Category theory was invented for a deeper reason - to have a rigorous definition of a natural transformation, to enable a precise language to translate back and forth between algebra and topology.

Note that this is not a comment about the usefulness of category theory in theory of programming languages, it is about the uselessness of the linked article in talking about it.

As another commenter pointed out, in practice Haskell functions as values don't even form a category. This actually matters as illustrating the practical difficulties involved.

As a mathematician, I'd say most practicing computer scientists have a very skewed/warped understanding of category theory, and in their ignorance of other theoretical concepts, tend to misunderstand what they do think they know about. In general defining what you're trying to solve, tethered to a real, meaty problem, and then judging theoretical formulations for succeeding at these use cases is a good way to not get stuck in 'empty abstractions'. New mathematics gets invented (and judged) as a way of solving problems. The chain of reasoning might be long but it's there. People don't invent new terminology for no reason (and even if they did, and it didn't help for understanding a problem, it'd get no traction)

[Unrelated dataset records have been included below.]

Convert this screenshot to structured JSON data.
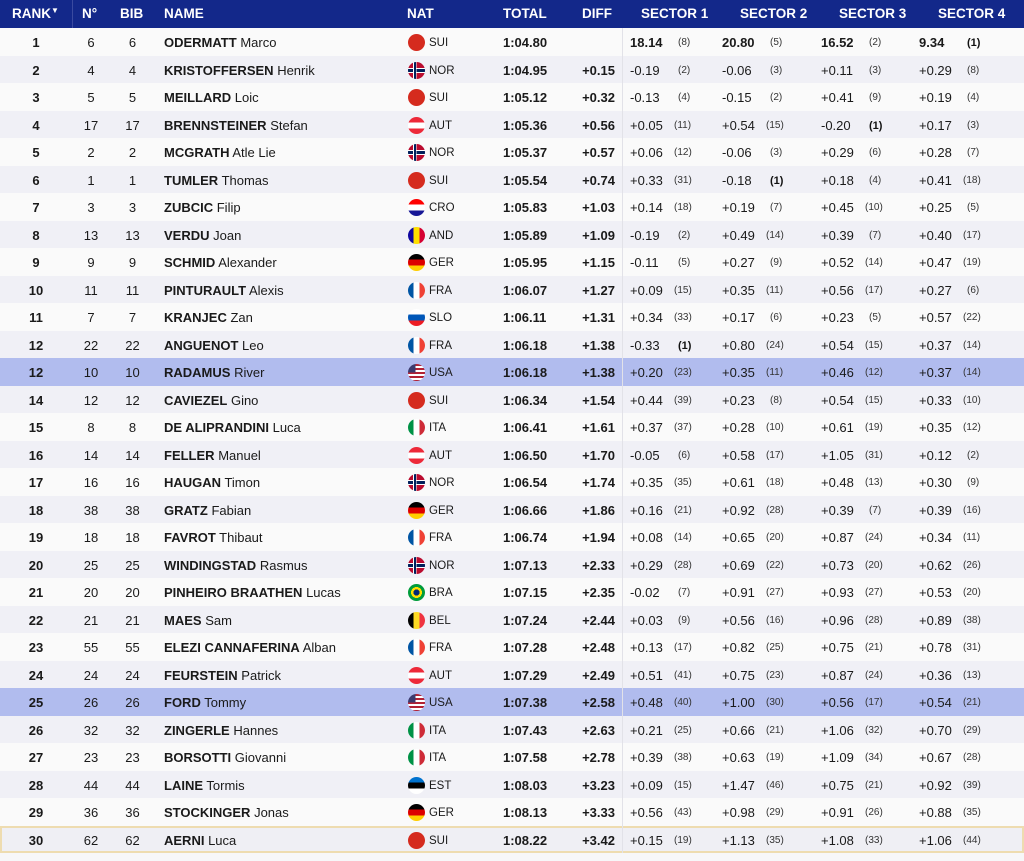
{
  "header": {
    "rank": "RANK",
    "rank_sort_icon": "sort-down-icon",
    "no": "N°",
    "bib": "BIB",
    "name": "NAME",
    "nat": "NAT",
    "total": "TOTAL",
    "diff": "DIFF",
    "s1": "SECTOR 1",
    "s2": "SECTOR 2",
    "s3": "SECTOR 3",
    "s4": "SECTOR 4"
  },
  "colors": {
    "header_bg": "#13288a",
    "highlight": "#b1bcee",
    "current_outline": "#eedcb0"
  },
  "rows": [
    {
      "rank": "1",
      "no": "6",
      "bib": "6",
      "last": "ODERMATT",
      "first": "Marco",
      "nat": "SUI",
      "total": "1:04.80",
      "diff": "",
      "s": [
        [
          "18.14",
          "(8)"
        ],
        [
          "20.80",
          "(5)"
        ],
        [
          "16.52",
          "(2)"
        ],
        [
          "9.34",
          "(1)"
        ]
      ]
    },
    {
      "rank": "2",
      "no": "4",
      "bib": "4",
      "last": "KRISTOFFERSEN",
      "first": "Henrik",
      "nat": "NOR",
      "total": "1:04.95",
      "diff": "+0.15",
      "s": [
        [
          "-0.19",
          "(2)"
        ],
        [
          "-0.06",
          "(3)"
        ],
        [
          "+0.11",
          "(3)"
        ],
        [
          "+0.29",
          "(8)"
        ]
      ]
    },
    {
      "rank": "3",
      "no": "5",
      "bib": "5",
      "last": "MEILLARD",
      "first": "Loic",
      "nat": "SUI",
      "total": "1:05.12",
      "diff": "+0.32",
      "s": [
        [
          "-0.13",
          "(4)"
        ],
        [
          "-0.15",
          "(2)"
        ],
        [
          "+0.41",
          "(9)"
        ],
        [
          "+0.19",
          "(4)"
        ]
      ]
    },
    {
      "rank": "4",
      "no": "17",
      "bib": "17",
      "last": "BRENNSTEINER",
      "first": "Stefan",
      "nat": "AUT",
      "total": "1:05.36",
      "diff": "+0.56",
      "s": [
        [
          "+0.05",
          "(11)"
        ],
        [
          "+0.54",
          "(15)"
        ],
        [
          "-0.20",
          "(1)"
        ],
        [
          "+0.17",
          "(3)"
        ]
      ]
    },
    {
      "rank": "5",
      "no": "2",
      "bib": "2",
      "last": "MCGRATH",
      "first": "Atle Lie",
      "nat": "NOR",
      "total": "1:05.37",
      "diff": "+0.57",
      "s": [
        [
          "+0.06",
          "(12)"
        ],
        [
          "-0.06",
          "(3)"
        ],
        [
          "+0.29",
          "(6)"
        ],
        [
          "+0.28",
          "(7)"
        ]
      ]
    },
    {
      "rank": "6",
      "no": "1",
      "bib": "1",
      "last": "TUMLER",
      "first": "Thomas",
      "nat": "SUI",
      "total": "1:05.54",
      "diff": "+0.74",
      "s": [
        [
          "+0.33",
          "(31)"
        ],
        [
          "-0.18",
          "(1)"
        ],
        [
          "+0.18",
          "(4)"
        ],
        [
          "+0.41",
          "(18)"
        ]
      ]
    },
    {
      "rank": "7",
      "no": "3",
      "bib": "3",
      "last": "ZUBCIC",
      "first": "Filip",
      "nat": "CRO",
      "total": "1:05.83",
      "diff": "+1.03",
      "s": [
        [
          "+0.14",
          "(18)"
        ],
        [
          "+0.19",
          "(7)"
        ],
        [
          "+0.45",
          "(10)"
        ],
        [
          "+0.25",
          "(5)"
        ]
      ]
    },
    {
      "rank": "8",
      "no": "13",
      "bib": "13",
      "last": "VERDU",
      "first": "Joan",
      "nat": "AND",
      "total": "1:05.89",
      "diff": "+1.09",
      "s": [
        [
          "-0.19",
          "(2)"
        ],
        [
          "+0.49",
          "(14)"
        ],
        [
          "+0.39",
          "(7)"
        ],
        [
          "+0.40",
          "(17)"
        ]
      ]
    },
    {
      "rank": "9",
      "no": "9",
      "bib": "9",
      "last": "SCHMID",
      "first": "Alexander",
      "nat": "GER",
      "total": "1:05.95",
      "diff": "+1.15",
      "s": [
        [
          "-0.11",
          "(5)"
        ],
        [
          "+0.27",
          "(9)"
        ],
        [
          "+0.52",
          "(14)"
        ],
        [
          "+0.47",
          "(19)"
        ]
      ]
    },
    {
      "rank": "10",
      "no": "11",
      "bib": "11",
      "last": "PINTURAULT",
      "first": "Alexis",
      "nat": "FRA",
      "total": "1:06.07",
      "diff": "+1.27",
      "s": [
        [
          "+0.09",
          "(15)"
        ],
        [
          "+0.35",
          "(11)"
        ],
        [
          "+0.56",
          "(17)"
        ],
        [
          "+0.27",
          "(6)"
        ]
      ]
    },
    {
      "rank": "11",
      "no": "7",
      "bib": "7",
      "last": "KRANJEC",
      "first": "Zan",
      "nat": "SLO",
      "total": "1:06.11",
      "diff": "+1.31",
      "s": [
        [
          "+0.34",
          "(33)"
        ],
        [
          "+0.17",
          "(6)"
        ],
        [
          "+0.23",
          "(5)"
        ],
        [
          "+0.57",
          "(22)"
        ]
      ]
    },
    {
      "rank": "12",
      "no": "22",
      "bib": "22",
      "last": "ANGUENOT",
      "first": "Leo",
      "nat": "FRA",
      "total": "1:06.18",
      "diff": "+1.38",
      "s": [
        [
          "-0.33",
          "(1)"
        ],
        [
          "+0.80",
          "(24)"
        ],
        [
          "+0.54",
          "(15)"
        ],
        [
          "+0.37",
          "(14)"
        ]
      ]
    },
    {
      "rank": "12",
      "no": "10",
      "bib": "10",
      "last": "RADAMUS",
      "first": "River",
      "nat": "USA",
      "total": "1:06.18",
      "diff": "+1.38",
      "highlight": true,
      "s": [
        [
          "+0.20",
          "(23)"
        ],
        [
          "+0.35",
          "(11)"
        ],
        [
          "+0.46",
          "(12)"
        ],
        [
          "+0.37",
          "(14)"
        ]
      ]
    },
    {
      "rank": "14",
      "no": "12",
      "bib": "12",
      "last": "CAVIEZEL",
      "first": "Gino",
      "nat": "SUI",
      "total": "1:06.34",
      "diff": "+1.54",
      "s": [
        [
          "+0.44",
          "(39)"
        ],
        [
          "+0.23",
          "(8)"
        ],
        [
          "+0.54",
          "(15)"
        ],
        [
          "+0.33",
          "(10)"
        ]
      ]
    },
    {
      "rank": "15",
      "no": "8",
      "bib": "8",
      "last": "DE ALIPRANDINI",
      "first": "Luca",
      "nat": "ITA",
      "total": "1:06.41",
      "diff": "+1.61",
      "s": [
        [
          "+0.37",
          "(37)"
        ],
        [
          "+0.28",
          "(10)"
        ],
        [
          "+0.61",
          "(19)"
        ],
        [
          "+0.35",
          "(12)"
        ]
      ]
    },
    {
      "rank": "16",
      "no": "14",
      "bib": "14",
      "last": "FELLER",
      "first": "Manuel",
      "nat": "AUT",
      "total": "1:06.50",
      "diff": "+1.70",
      "s": [
        [
          "-0.05",
          "(6)"
        ],
        [
          "+0.58",
          "(17)"
        ],
        [
          "+1.05",
          "(31)"
        ],
        [
          "+0.12",
          "(2)"
        ]
      ]
    },
    {
      "rank": "17",
      "no": "16",
      "bib": "16",
      "last": "HAUGAN",
      "first": "Timon",
      "nat": "NOR",
      "total": "1:06.54",
      "diff": "+1.74",
      "s": [
        [
          "+0.35",
          "(35)"
        ],
        [
          "+0.61",
          "(18)"
        ],
        [
          "+0.48",
          "(13)"
        ],
        [
          "+0.30",
          "(9)"
        ]
      ]
    },
    {
      "rank": "18",
      "no": "38",
      "bib": "38",
      "last": "GRATZ",
      "first": "Fabian",
      "nat": "GER",
      "total": "1:06.66",
      "diff": "+1.86",
      "s": [
        [
          "+0.16",
          "(21)"
        ],
        [
          "+0.92",
          "(28)"
        ],
        [
          "+0.39",
          "(7)"
        ],
        [
          "+0.39",
          "(16)"
        ]
      ]
    },
    {
      "rank": "19",
      "no": "18",
      "bib": "18",
      "last": "FAVROT",
      "first": "Thibaut",
      "nat": "FRA",
      "total": "1:06.74",
      "diff": "+1.94",
      "s": [
        [
          "+0.08",
          "(14)"
        ],
        [
          "+0.65",
          "(20)"
        ],
        [
          "+0.87",
          "(24)"
        ],
        [
          "+0.34",
          "(11)"
        ]
      ]
    },
    {
      "rank": "20",
      "no": "25",
      "bib": "25",
      "last": "WINDINGSTAD",
      "first": "Rasmus",
      "nat": "NOR",
      "total": "1:07.13",
      "diff": "+2.33",
      "s": [
        [
          "+0.29",
          "(28)"
        ],
        [
          "+0.69",
          "(22)"
        ],
        [
          "+0.73",
          "(20)"
        ],
        [
          "+0.62",
          "(26)"
        ]
      ]
    },
    {
      "rank": "21",
      "no": "20",
      "bib": "20",
      "last": "PINHEIRO BRAATHEN",
      "first": "Lucas",
      "nat": "BRA",
      "total": "1:07.15",
      "diff": "+2.35",
      "s": [
        [
          "-0.02",
          "(7)"
        ],
        [
          "+0.91",
          "(27)"
        ],
        [
          "+0.93",
          "(27)"
        ],
        [
          "+0.53",
          "(20)"
        ]
      ]
    },
    {
      "rank": "22",
      "no": "21",
      "bib": "21",
      "last": "MAES",
      "first": "Sam",
      "nat": "BEL",
      "total": "1:07.24",
      "diff": "+2.44",
      "s": [
        [
          "+0.03",
          "(9)"
        ],
        [
          "+0.56",
          "(16)"
        ],
        [
          "+0.96",
          "(28)"
        ],
        [
          "+0.89",
          "(38)"
        ]
      ]
    },
    {
      "rank": "23",
      "no": "55",
      "bib": "55",
      "last": "ELEZI CANNAFERINA",
      "first": "Alban",
      "nat": "FRA",
      "total": "1:07.28",
      "diff": "+2.48",
      "s": [
        [
          "+0.13",
          "(17)"
        ],
        [
          "+0.82",
          "(25)"
        ],
        [
          "+0.75",
          "(21)"
        ],
        [
          "+0.78",
          "(31)"
        ]
      ]
    },
    {
      "rank": "24",
      "no": "24",
      "bib": "24",
      "last": "FEURSTEIN",
      "first": "Patrick",
      "nat": "AUT",
      "total": "1:07.29",
      "diff": "+2.49",
      "s": [
        [
          "+0.51",
          "(41)"
        ],
        [
          "+0.75",
          "(23)"
        ],
        [
          "+0.87",
          "(24)"
        ],
        [
          "+0.36",
          "(13)"
        ]
      ]
    },
    {
      "rank": "25",
      "no": "26",
      "bib": "26",
      "last": "FORD",
      "first": "Tommy",
      "nat": "USA",
      "total": "1:07.38",
      "diff": "+2.58",
      "highlight": true,
      "s": [
        [
          "+0.48",
          "(40)"
        ],
        [
          "+1.00",
          "(30)"
        ],
        [
          "+0.56",
          "(17)"
        ],
        [
          "+0.54",
          "(21)"
        ]
      ]
    },
    {
      "rank": "26",
      "no": "32",
      "bib": "32",
      "last": "ZINGERLE",
      "first": "Hannes",
      "nat": "ITA",
      "total": "1:07.43",
      "diff": "+2.63",
      "s": [
        [
          "+0.21",
          "(25)"
        ],
        [
          "+0.66",
          "(21)"
        ],
        [
          "+1.06",
          "(32)"
        ],
        [
          "+0.70",
          "(29)"
        ]
      ]
    },
    {
      "rank": "27",
      "no": "23",
      "bib": "23",
      "last": "BORSOTTI",
      "first": "Giovanni",
      "nat": "ITA",
      "total": "1:07.58",
      "diff": "+2.78",
      "s": [
        [
          "+0.39",
          "(38)"
        ],
        [
          "+0.63",
          "(19)"
        ],
        [
          "+1.09",
          "(34)"
        ],
        [
          "+0.67",
          "(28)"
        ]
      ]
    },
    {
      "rank": "28",
      "no": "44",
      "bib": "44",
      "last": "LAINE",
      "first": "Tormis",
      "nat": "EST",
      "total": "1:08.03",
      "diff": "+3.23",
      "s": [
        [
          "+0.09",
          "(15)"
        ],
        [
          "+1.47",
          "(46)"
        ],
        [
          "+0.75",
          "(21)"
        ],
        [
          "+0.92",
          "(39)"
        ]
      ]
    },
    {
      "rank": "29",
      "no": "36",
      "bib": "36",
      "last": "STOCKINGER",
      "first": "Jonas",
      "nat": "GER",
      "total": "1:08.13",
      "diff": "+3.33",
      "s": [
        [
          "+0.56",
          "(43)"
        ],
        [
          "+0.98",
          "(29)"
        ],
        [
          "+0.91",
          "(26)"
        ],
        [
          "+0.88",
          "(35)"
        ]
      ]
    },
    {
      "rank": "30",
      "no": "62",
      "bib": "62",
      "last": "AERNI",
      "first": "Luca",
      "nat": "SUI",
      "total": "1:08.22",
      "diff": "+3.42",
      "current": true,
      "s": [
        [
          "+0.15",
          "(19)"
        ],
        [
          "+1.13",
          "(35)"
        ],
        [
          "+1.08",
          "(33)"
        ],
        [
          "+1.06",
          "(44)"
        ]
      ]
    }
  ]
}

Did you read the entire post? Functions were only the first example to introduce the reader to the basic idea of associativity and identity. The post then discusses the Kleisli category and the category of coroutine pipelines.


I did read the entire post. Isomorphisms and homomorphisms between groups also obey associativity, identity, can be composed etc - but there is no point to talking about the 'category of groups', as opposed to, simply, Group theory unless I somewhere use the fact that it's a category, in say, talking about the topological spaces, and the fundamental group etc.

Did you read my comment? I claim that because something is associative and has identity, concepts clarified and used in the 19th century, is not sufficient motivation to bring about category theory. It's not used for anything in this article.


You are correct, but it seems a bit much to take the author to task about this. Isn't all that you ask for to replace the words "category theory" with "the notion of category" throughout the document?


A couple of comments:

Correct, it is not category "theory". The terminology "category theory" here is used analogously to how database people say relational algebra is based on "set theory". It sounds a bit silly to mathematical ears.

On the other hand, the article is about much more than composing functions. In fact the section headings are "The function category", "The Kleisli category", and "The Pipe category". The rudimentary structure of a category is useful for putting disparate concepts on common ground.